Of course, we should also see that the improvement of corporate profits cannot be achieved overnight. The expectations for policies are also clear. In addition, the morale of institutional funds has declined at the end of the year, so the market will also experience more fluctuations at the end of the year, and the market will not go too far. In terms of operations, investors do not have to rush to chase the rise, but seize the opportunity, build warehouses, and arrange next year's market.

The implementation of specific industries has also become more obvious. In the industry statistics of Shanghai and Shenzhen, it can be seen that among the 300 companies with the weight of the top ten industries, the non-ferrous metals and transportation industries have a high expected growth rate in 2010, but the valuation advantages of high valuations are the most obvious. The most obvious ones are financial services, chemicals and mining, as well as ferrous metals, utilities, transportation equipment, machinery and real estate valuations are slightly less attractive, and investors still need to find a reasonable stock valuation.

We are optimistic about the export prospects of the construction machinery industry. The main idea is that China is becoming a global manufacturing center for the transfer of engineering machinery and manufacturing to China's demand for engineering machinery. Excellent domestic enterprises have begun to gradually implement international development strategies and gradually accumulate experience in products, channels, brands, etc. Considering the cost advantages of China's manufacturing industry and the rapid development of technology and markets, exports will become a new growth point for the construction machinery industry in the next few years. For foreign trade companies, the economic benefits we expect will rebound with the improvement of the macro-business environment.

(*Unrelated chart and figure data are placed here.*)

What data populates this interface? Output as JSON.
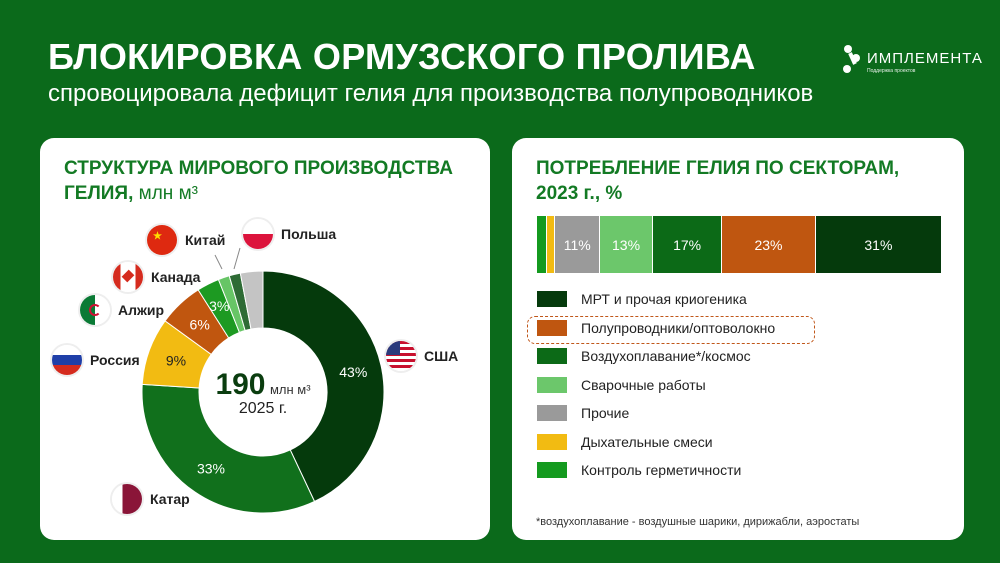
{
  "header": {
    "title": "БЛОКИРОВКА ОРМУЗСКОГО ПРОЛИВА",
    "subtitle": "спровоцировала дефицит гелия для производства полупроводников",
    "logo_name": "ИМПЛЕМЕНТА",
    "logo_tagline": "Поддержка проектов"
  },
  "chart_data": [
    {
      "type": "pie",
      "title": "СТРУКТУРА МИРОВОГО ПРОИЗВОДСТВА ГЕЛИЯ,",
      "title_unit": "млн м³",
      "center": {
        "value": "190",
        "unit": "млн м³",
        "year": "2025 г."
      },
      "slices": [
        {
          "label": "США",
          "value": 43,
          "value_label": "43%",
          "color": "#053a0c"
        },
        {
          "label": "Катар",
          "value": 33,
          "value_label": "33%",
          "color": "#11701c"
        },
        {
          "label": "Россия",
          "value": 9,
          "value_label": "9%",
          "color": "#f2bb12"
        },
        {
          "label": "Алжир",
          "value": 6,
          "value_label": "6%",
          "color": "#c0560f"
        },
        {
          "label": "Канада",
          "value": 3,
          "value_label": "3%",
          "color": "#1d9a22"
        },
        {
          "label": "Китай",
          "value": 1.5,
          "value_label": "",
          "color": "#67c566"
        },
        {
          "label": "Польша",
          "value": 1.5,
          "value_label": "",
          "color": "#2e6b35"
        },
        {
          "label": "",
          "value": 3,
          "value_label": "",
          "color": "#c4c4c4"
        }
      ]
    },
    {
      "type": "bar",
      "title": "ПОТРЕБЛЕНИЕ ГЕЛИЯ ПО СЕКТОРАМ, 2023 г., %",
      "orientation": "stacked-horizontal",
      "segments": [
        {
          "label": "Контроль герметичности",
          "value": 2.5,
          "value_label": "",
          "color": "#149a1f"
        },
        {
          "label": "Дыхательные смеси",
          "value": 2,
          "value_label": "",
          "color": "#f2bb12"
        },
        {
          "label": "Прочие",
          "value": 11,
          "value_label": "11%",
          "color": "#9a9a9a"
        },
        {
          "label": "Сварочные работы",
          "value": 13,
          "value_label": "13%",
          "color": "#6cc76b"
        },
        {
          "label": "Воздухоплавание*/космос",
          "value": 17,
          "value_label": "17%",
          "color": "#0c6a17"
        },
        {
          "label": "Полупроводники/оптоволокно",
          "value": 23,
          "value_label": "23%",
          "color": "#bf5610"
        },
        {
          "label": "МРТ и прочая криогеника",
          "value": 31,
          "value_label": "31%",
          "color": "#053a0c"
        }
      ],
      "legend": [
        "МРТ и прочая криогеника",
        "Полупроводники/оптоволокно",
        "Воздухоплавание*/космос",
        "Сварочные работы",
        "Прочие",
        "Дыхательные смеси",
        "Контроль герметичности"
      ],
      "legend_colors": [
        "#053a0c",
        "#bf5610",
        "#0c6a17",
        "#6cc76b",
        "#9a9a9a",
        "#f2bb12",
        "#149a1f"
      ],
      "highlighted": "Полупроводники/оптоволокно",
      "footnote": "*воздухоплавание -  воздушные шарики, дирижабли, аэростаты"
    }
  ]
}
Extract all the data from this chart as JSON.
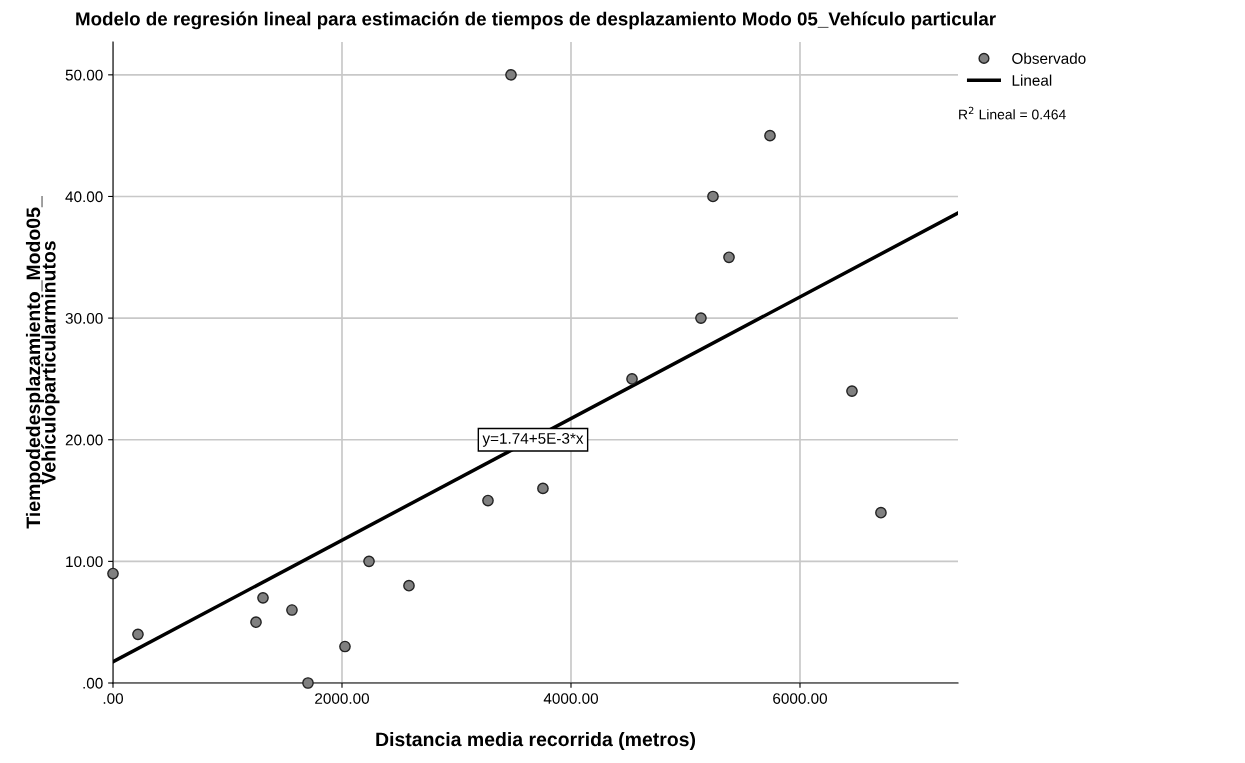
{
  "chart_data": {
    "type": "scatter",
    "title": "Modelo de regresión lineal para estimación de tiempos de desplazamiento Modo 05_Vehículo particular",
    "xlabel": "Distancia media recorrida (metros)",
    "ylabel": "Tiempodedesplazamiento_Modo05_\nVehículoparticularminutos",
    "series": [
      {
        "name": "Observado",
        "marker": "circle",
        "color": "#808080",
        "x": [
          0,
          218,
          1249,
          1310,
          1563,
          1703,
          2026,
          2236,
          2585,
          3275,
          3476,
          3755,
          4533,
          5135,
          5240,
          5380,
          5738,
          6454,
          6707
        ],
        "values": [
          9,
          4,
          5,
          7,
          6,
          0,
          3,
          10,
          8,
          15,
          50,
          16,
          25,
          30,
          40,
          35,
          45,
          24,
          14
        ]
      },
      {
        "name": "Lineal",
        "type": "line",
        "color": "#000000",
        "x": [
          0,
          7380
        ],
        "values": [
          1.74,
          38.64
        ]
      }
    ],
    "xlim": [
      0,
      7380
    ],
    "ylim": [
      0,
      52.7
    ],
    "xticks": [
      {
        "value": 0,
        "label": ".00"
      },
      {
        "value": 2000,
        "label": "2000.00"
      },
      {
        "value": 4000,
        "label": "4000.00"
      },
      {
        "value": 6000,
        "label": "6000.00"
      }
    ],
    "yticks": [
      {
        "value": 0,
        "label": ".00"
      },
      {
        "value": 10,
        "label": "10.00"
      },
      {
        "value": 20,
        "label": "20.00"
      },
      {
        "value": 30,
        "label": "30.00"
      },
      {
        "value": 40,
        "label": "40.00"
      },
      {
        "value": 50,
        "label": "50.00"
      }
    ],
    "annotations": [
      {
        "text": "y=1.74+5E-3*x",
        "x": 3668,
        "y": 20
      },
      "R$^{2}$ Lineal = 0.464"
    ],
    "grid": true,
    "legend": "top right",
    "line_style": "solid"
  }
}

Regarding electronic components, the main point is: downstream industry researchers have bottomed out in 2009, and have recovered in 10 years. The year-on-year growth in the fourth quarter will be better, but there is still a possibility of a decline on the previous month. The worst thing about the entire industry is that the indicator is gradually improving; due to the elastic performance of the upstream, it is mainly concentrated on investment opportunities upstream of the industrial chain; the focus of the investment strategy is to support the performance of the industrial chain and listed companies. Develop investment directions based on the market situation.